Camp offers hands-on introduction to world of 3-D

They’ve created everything from tables to bowling balls and spaceships, but students attending a computer camp west of Toronto are doing more than putting their own stamp on a digital canvas — they’re taking it to another dimension.

Students Steven O’Neil

Students Steven O’Neil

MISSISSAUGA, Ont. — They’ve created everything from tables to bowling balls and spaceships, but students attending a computer camp west of Toronto are doing more than putting their own stamp on a digital canvas — they’re taking it to another dimension.

From “Shrek Forever After” to “Toy Story 3” and “Despicable Me,” 3-D animated films have proven to be big business at the box office this year, as moviegoers flock to theatres and don the signature glasses to soak in the specialized visual effects of 3-D rendering.

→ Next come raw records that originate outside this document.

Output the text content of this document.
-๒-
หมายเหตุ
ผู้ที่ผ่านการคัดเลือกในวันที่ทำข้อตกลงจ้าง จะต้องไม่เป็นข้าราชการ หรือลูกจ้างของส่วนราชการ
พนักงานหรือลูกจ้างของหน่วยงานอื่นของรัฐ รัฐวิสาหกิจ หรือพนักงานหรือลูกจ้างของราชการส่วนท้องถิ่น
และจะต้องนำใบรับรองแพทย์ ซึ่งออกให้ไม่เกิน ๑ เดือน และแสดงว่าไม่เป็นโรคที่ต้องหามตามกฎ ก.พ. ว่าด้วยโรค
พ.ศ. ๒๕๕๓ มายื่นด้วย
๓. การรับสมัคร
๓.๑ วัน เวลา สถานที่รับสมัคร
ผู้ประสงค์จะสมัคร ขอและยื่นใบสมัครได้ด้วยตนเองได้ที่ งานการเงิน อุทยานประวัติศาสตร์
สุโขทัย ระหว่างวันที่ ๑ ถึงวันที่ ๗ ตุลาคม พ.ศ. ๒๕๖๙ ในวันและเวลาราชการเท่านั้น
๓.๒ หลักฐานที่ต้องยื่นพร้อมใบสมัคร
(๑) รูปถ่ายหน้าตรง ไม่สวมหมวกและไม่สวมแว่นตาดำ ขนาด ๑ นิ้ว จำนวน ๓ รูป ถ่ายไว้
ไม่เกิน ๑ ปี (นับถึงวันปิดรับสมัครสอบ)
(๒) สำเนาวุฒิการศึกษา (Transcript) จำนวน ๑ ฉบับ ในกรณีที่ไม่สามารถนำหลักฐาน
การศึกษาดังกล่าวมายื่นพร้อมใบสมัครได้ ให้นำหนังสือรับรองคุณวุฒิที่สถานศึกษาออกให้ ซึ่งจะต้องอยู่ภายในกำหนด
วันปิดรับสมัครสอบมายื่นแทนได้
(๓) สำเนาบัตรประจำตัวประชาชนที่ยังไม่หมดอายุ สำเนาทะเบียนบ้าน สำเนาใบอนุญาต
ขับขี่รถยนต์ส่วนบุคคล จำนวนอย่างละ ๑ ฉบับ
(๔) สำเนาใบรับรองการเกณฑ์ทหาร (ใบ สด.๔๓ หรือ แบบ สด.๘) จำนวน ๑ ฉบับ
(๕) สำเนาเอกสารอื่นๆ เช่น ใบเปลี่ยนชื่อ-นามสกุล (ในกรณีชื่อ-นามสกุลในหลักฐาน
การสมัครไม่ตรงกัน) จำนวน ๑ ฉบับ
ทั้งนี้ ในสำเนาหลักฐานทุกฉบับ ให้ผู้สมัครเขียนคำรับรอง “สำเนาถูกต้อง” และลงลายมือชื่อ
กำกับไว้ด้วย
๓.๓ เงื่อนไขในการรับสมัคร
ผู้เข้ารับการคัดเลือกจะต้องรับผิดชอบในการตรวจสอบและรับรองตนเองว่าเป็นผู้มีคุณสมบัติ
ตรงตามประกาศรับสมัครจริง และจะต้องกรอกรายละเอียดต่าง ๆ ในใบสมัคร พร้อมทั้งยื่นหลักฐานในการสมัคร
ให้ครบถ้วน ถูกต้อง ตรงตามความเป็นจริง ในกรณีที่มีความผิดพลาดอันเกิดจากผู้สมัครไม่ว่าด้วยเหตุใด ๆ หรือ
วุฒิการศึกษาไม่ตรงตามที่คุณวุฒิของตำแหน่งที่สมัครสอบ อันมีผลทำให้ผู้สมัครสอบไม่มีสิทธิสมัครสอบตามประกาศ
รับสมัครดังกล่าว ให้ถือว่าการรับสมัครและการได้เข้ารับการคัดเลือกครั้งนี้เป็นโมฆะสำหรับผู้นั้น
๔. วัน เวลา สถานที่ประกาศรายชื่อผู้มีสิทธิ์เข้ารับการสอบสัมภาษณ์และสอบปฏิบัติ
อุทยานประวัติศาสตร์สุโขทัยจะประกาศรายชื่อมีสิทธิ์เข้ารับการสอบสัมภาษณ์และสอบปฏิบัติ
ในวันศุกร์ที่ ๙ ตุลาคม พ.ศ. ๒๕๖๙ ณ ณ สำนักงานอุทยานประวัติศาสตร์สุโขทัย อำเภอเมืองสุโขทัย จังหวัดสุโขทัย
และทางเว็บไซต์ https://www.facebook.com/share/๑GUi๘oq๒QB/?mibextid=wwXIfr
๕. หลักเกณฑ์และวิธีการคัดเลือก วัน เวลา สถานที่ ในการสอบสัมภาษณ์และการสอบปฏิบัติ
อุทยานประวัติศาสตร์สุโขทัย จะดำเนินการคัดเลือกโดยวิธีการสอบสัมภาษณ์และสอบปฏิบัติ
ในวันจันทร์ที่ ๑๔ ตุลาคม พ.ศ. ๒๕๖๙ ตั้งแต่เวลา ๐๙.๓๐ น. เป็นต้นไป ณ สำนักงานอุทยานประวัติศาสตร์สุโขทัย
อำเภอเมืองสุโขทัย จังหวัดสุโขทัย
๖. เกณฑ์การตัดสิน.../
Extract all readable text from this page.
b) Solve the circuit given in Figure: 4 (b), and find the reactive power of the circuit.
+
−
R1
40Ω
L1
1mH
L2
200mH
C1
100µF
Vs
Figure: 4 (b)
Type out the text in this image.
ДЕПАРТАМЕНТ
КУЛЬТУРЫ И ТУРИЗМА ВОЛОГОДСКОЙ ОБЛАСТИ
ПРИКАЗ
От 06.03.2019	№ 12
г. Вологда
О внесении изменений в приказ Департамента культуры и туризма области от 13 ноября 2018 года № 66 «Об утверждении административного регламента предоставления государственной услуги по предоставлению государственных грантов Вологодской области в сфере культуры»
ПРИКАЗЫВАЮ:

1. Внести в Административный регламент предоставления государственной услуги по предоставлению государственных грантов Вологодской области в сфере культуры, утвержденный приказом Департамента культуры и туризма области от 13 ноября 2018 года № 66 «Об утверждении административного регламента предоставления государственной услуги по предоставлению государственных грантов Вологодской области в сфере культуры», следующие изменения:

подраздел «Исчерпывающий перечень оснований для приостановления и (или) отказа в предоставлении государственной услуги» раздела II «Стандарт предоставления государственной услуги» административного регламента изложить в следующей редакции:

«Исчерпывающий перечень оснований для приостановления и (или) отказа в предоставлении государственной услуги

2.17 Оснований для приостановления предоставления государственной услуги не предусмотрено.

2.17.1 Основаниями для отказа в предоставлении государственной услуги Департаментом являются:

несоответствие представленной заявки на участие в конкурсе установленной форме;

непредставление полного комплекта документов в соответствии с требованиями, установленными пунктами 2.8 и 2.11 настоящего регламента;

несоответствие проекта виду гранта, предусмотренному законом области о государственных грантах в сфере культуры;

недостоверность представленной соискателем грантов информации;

Students enrolled in the 3-D animation summer course at the Computer Camp 4 Kids located at Mississauga Secondary School are getting a taste of what goes into the process with a hands-on introduction to 3-D animation, while learning how to create their own works.

Course instructors teach students how to use Blender, an open source, cross-platform suite of tools designed for use in 3-D modelling and creation.

“It’s almost like with Blender you get a block of clay, in a sense, and you’re just moulding it and shifting it,” said instructor Kaitlin Fantin.

Instructor Rustom Patel says the weeklong course typically starts off with students learning to manipulate objects and creating simple things like a table, boxes and cylinders before trying to make creations more lifelike and organic, like landscaped trees.

They also show them applications of things they can relate to like video games or movies, he noted.

“If they’re interested in Pokemon or different movies and they let us know, we try to incorporate that into the course,” Fantin said.

Transitioning through a variety of view angles allows for faster modification of objects, and they have an expansive array of tools at their disposal to infuse colour, for instance, or add texture to their scenes.

“It’s a very customizable interface and there’s hundreds of thousands of tools because you can literally make anything you want in 3-D animation,” Patel said. “If you have the knowledge, if you can imagine, you should be able to recreate it.”

Fantin said while artistic skills do give students an upper hand, they still have the tools available to create “something remarkable.”

“The benefit of 3-D animation is not only is it artistic, it’s scientific,” said Shan Abbasi, the camp’s on-site co-ordinator. “So kids who are stronger in math will find some use in that, kids who are stronger in design will find that.”

The course concludes with students learning how to recreate a real-life object in Blender, so they can understand that they translate whatever they visualize into the computer, Patel said.

“It’s incredible to see the growth that they’re actually going through because you teach them something so simple like how to create a box and you get them creating something so real, so vivid and it’s just through four days,” Fantin said.

Patel said when it comes to the distinction between 2-D and 3-D, it isn’t that the latter is inherently more difficult. However, in terms of how individuals might think about and visualize it, it is entirely different, he said.

“It makes sense in a 3-D environment you want something to be further away,” Patel said. “You don’t have to draw it smaller, you can just move the object further away and then the program does it for you.”

Student Thomas Grant had already done work on a table scene complete with cups and plates and a spaceship during the course prior to tackling the creation of a bowling alley.

“I made three bowling balls, one that’s going back into another ball, one that’s in the middle, and an action shot of one that’s getting hit,” said Thomas, showcasing his latest work on a computer monitor in the lab.

The 11-year-old, who previously took an introduction to multimedia course at the camp, said that in addition to the course work, he also liked the time devoted to physical activities, like soccer and basketball.

“They don’t tell you what you have to do,” Thomas said of the course. “They just tell you what you can do, and ’Be creative.”’

Once the course concludes, students are able to save their work on a USB flash drive to continue tinkering away on their projects at home. Since Blender is open-source software and a community-developed program, it is free for anyone to download, Patel said.

But as he always tells students during the opening of the course, when it comes to 3-D animation, if they spend enough time in the program they can one day do even better work than what’s currently out there.

“Technology gets better every year,” Patel said. “You start now, you’ll be able to make things look even more realistic than what you see every day.”